Brasil registra 62,2 milhões de vínculos empregatícios formais, diz levantamento

Carteira de trabalho e desemprego | Foto: Marcello Casal Jr./Agência Brasil
Dados da Rais mostram que o setor público gerou 1,001 milhão de empregos no primeiro bimestre de 2026, elevando o estoque total a 13,82 milhões de vínculos
O Brasil registrou 62,2 milhões de vínculos formais ativos em fevereiro deste ano, de acordo com os dados da Relação Anual de Informações Sociais (Rais), que abrange resultados dos setores público e privado ao longo do ano. Em comparação com os números de dezembro de 2025, houve um acréscimo de 1,4 milhão de empregos, dos quais 1,001 milhão ocorreu entre agentes públicos. Os dados da série de janeiro de 2025 a fevereiro de 2026 foram divulgados nesta quarta-feira (24/6) pelo Ministério do Trabalho e Emprego (MTE) e representam a primeira vez que a Rais é repassada publicamente em formato mensalizado. Embora o próprio nome da Rais a descreva como uma anotação anual, o resultado passa a ter divulgação mensal a partir de agora.

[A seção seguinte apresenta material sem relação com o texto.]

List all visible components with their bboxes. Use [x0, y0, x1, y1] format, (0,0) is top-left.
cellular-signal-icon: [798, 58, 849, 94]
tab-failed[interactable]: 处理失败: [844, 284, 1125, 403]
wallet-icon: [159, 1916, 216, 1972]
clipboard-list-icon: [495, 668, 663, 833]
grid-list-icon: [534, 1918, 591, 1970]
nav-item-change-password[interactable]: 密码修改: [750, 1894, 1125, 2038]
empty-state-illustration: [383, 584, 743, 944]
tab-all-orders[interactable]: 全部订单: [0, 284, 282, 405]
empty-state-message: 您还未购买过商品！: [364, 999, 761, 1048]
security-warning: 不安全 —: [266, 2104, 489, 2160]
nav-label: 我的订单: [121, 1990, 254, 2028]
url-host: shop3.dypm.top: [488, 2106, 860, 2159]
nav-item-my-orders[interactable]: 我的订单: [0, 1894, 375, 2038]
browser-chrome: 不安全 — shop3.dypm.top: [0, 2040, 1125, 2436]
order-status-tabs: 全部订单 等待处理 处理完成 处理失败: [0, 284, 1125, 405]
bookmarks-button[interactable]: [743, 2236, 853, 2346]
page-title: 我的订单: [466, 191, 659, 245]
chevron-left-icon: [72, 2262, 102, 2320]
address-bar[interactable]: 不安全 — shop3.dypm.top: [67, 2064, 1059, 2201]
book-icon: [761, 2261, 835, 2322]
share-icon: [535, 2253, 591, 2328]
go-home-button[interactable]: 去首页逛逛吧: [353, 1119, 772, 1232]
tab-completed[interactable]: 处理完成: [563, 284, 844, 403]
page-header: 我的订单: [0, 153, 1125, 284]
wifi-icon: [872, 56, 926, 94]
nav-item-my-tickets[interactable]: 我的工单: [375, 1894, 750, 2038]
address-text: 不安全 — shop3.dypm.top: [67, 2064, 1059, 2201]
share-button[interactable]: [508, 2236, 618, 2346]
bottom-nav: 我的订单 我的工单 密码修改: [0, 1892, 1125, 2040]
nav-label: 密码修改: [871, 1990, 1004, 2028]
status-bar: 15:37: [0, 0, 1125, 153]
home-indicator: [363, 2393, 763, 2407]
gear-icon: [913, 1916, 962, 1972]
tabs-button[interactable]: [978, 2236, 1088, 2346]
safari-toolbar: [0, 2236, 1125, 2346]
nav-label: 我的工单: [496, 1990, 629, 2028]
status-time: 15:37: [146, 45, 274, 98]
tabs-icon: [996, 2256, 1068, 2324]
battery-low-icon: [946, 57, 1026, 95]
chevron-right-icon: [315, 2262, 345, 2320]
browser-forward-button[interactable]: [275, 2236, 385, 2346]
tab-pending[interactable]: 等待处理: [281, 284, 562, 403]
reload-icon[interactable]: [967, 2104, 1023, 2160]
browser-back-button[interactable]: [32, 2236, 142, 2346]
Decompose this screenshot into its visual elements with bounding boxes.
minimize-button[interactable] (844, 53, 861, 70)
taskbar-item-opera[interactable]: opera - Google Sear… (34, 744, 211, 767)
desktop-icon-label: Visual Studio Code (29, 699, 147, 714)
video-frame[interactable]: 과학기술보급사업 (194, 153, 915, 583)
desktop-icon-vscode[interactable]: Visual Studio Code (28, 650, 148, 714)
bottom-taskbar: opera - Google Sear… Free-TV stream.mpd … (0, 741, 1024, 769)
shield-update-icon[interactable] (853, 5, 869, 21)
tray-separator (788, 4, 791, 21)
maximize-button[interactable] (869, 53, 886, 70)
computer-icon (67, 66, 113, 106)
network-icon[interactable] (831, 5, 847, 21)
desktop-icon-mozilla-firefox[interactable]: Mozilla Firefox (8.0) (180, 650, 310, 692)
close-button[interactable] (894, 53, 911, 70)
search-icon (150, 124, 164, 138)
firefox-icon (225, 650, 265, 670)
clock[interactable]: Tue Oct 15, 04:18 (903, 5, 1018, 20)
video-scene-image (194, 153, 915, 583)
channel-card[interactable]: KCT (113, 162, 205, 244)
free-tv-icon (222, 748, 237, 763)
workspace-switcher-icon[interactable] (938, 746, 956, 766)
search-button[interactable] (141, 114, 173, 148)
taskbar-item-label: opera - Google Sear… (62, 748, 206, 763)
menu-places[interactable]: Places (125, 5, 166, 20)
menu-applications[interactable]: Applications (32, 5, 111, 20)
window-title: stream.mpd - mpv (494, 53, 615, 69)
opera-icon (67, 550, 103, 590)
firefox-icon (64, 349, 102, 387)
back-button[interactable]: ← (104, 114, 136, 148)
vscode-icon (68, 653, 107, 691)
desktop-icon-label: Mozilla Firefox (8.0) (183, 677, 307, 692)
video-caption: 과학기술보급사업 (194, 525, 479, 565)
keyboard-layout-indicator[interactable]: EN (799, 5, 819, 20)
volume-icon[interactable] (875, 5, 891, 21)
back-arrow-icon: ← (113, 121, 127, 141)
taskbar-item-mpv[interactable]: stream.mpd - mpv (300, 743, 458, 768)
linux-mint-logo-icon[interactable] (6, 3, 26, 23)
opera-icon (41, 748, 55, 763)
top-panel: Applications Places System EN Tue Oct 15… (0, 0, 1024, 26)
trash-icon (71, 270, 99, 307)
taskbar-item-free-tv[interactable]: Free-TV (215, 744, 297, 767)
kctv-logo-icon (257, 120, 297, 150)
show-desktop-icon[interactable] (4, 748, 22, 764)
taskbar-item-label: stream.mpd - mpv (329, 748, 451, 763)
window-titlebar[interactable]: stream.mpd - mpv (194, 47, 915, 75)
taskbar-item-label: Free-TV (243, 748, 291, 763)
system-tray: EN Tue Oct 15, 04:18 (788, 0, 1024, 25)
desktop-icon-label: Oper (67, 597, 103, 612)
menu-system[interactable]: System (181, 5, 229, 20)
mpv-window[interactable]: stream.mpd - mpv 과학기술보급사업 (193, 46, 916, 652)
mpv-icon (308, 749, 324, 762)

O incremento de 1,001 milhão de postos de trabalho no setor público representa um aumento de 7,81% no período analisado, fazendo o estoque total chegar a 13,82 milhões em fevereiro deste ano. Do total de novos postos, a maior parte — 886,9 mil — corresponde a contratações a prazo determinado, o que fez os empregos retornarem a um patamar semelhante ao verificado em outubro e novembro do ano passado. Entre os trabalhadores celetistas, excluindo-se trabalho temporário e empregos domésticos, houve ampliação de 0,81% no estoque de postos de trabalho.
O volume total passou de 47,59 milhões ao fim de 2025 para 47,97 milhões em fevereiro passado, com as variações absolutas mais representativas concentradas em contratos de prazo indeterminado. No que diz respeito à jornada de trabalho, os dados da Rais revelam que, do total de trabalhadores celetistas em fevereiro, considerando os setores público e privado:
• 37,11 milhões cumpriam jornada semanal acima de 41 horas, representando a maior parcela dos vínculos formais ativos no país.
• 9,24 milhões trabalhavam entre 31 e 40 horas por semana, configurando o segundo maior grupo entre os celetistas.
• 2,16 milhões tinham jornada semanal variando de 21 a 30 horas, refletindo uma parcela menor do mercado formal.
• 1,81 milhão cumpria jornada de até 20 horas semanais, o menor contingente entre os grupos analisados.
Sobre a remuneração média, a Rais aponta crescimento de 3,8% entre fevereiro de 2025 e dezembro de 2025, com o valor absoluto passando de R$ 4.208,58 para R$ 4.369,02. O MTE, no entanto, não divulgou a variação de dezembro de 2025 para fevereiro deste ano, justificando a omissão por uma ausência relevante de informações por parte dos informantes desse dado. Habitualmente, a remuneração média apresenta um pico de crescimento em janeiro. Em janeiro de 2025, por exemplo, o valor registrado foi de R$ 4.415,09, superior ao verificado no fim daquele ano.
O ministério acredita que esse comportamento tenha relação com o encerramento, ao fim de cada ano, dos contratos de prazo determinado — que costumam ter salários de menor valor —, o que eleva a média no início do ano seguinte. Com a nova metodologia de divulgação mensalizada da Rais, o mercado de trabalho formal brasileiro passa a ser monitorado com maior frequência, oferecendo um panorama mais atualizado sobre os vínculos empregatícios nos setores público e privado.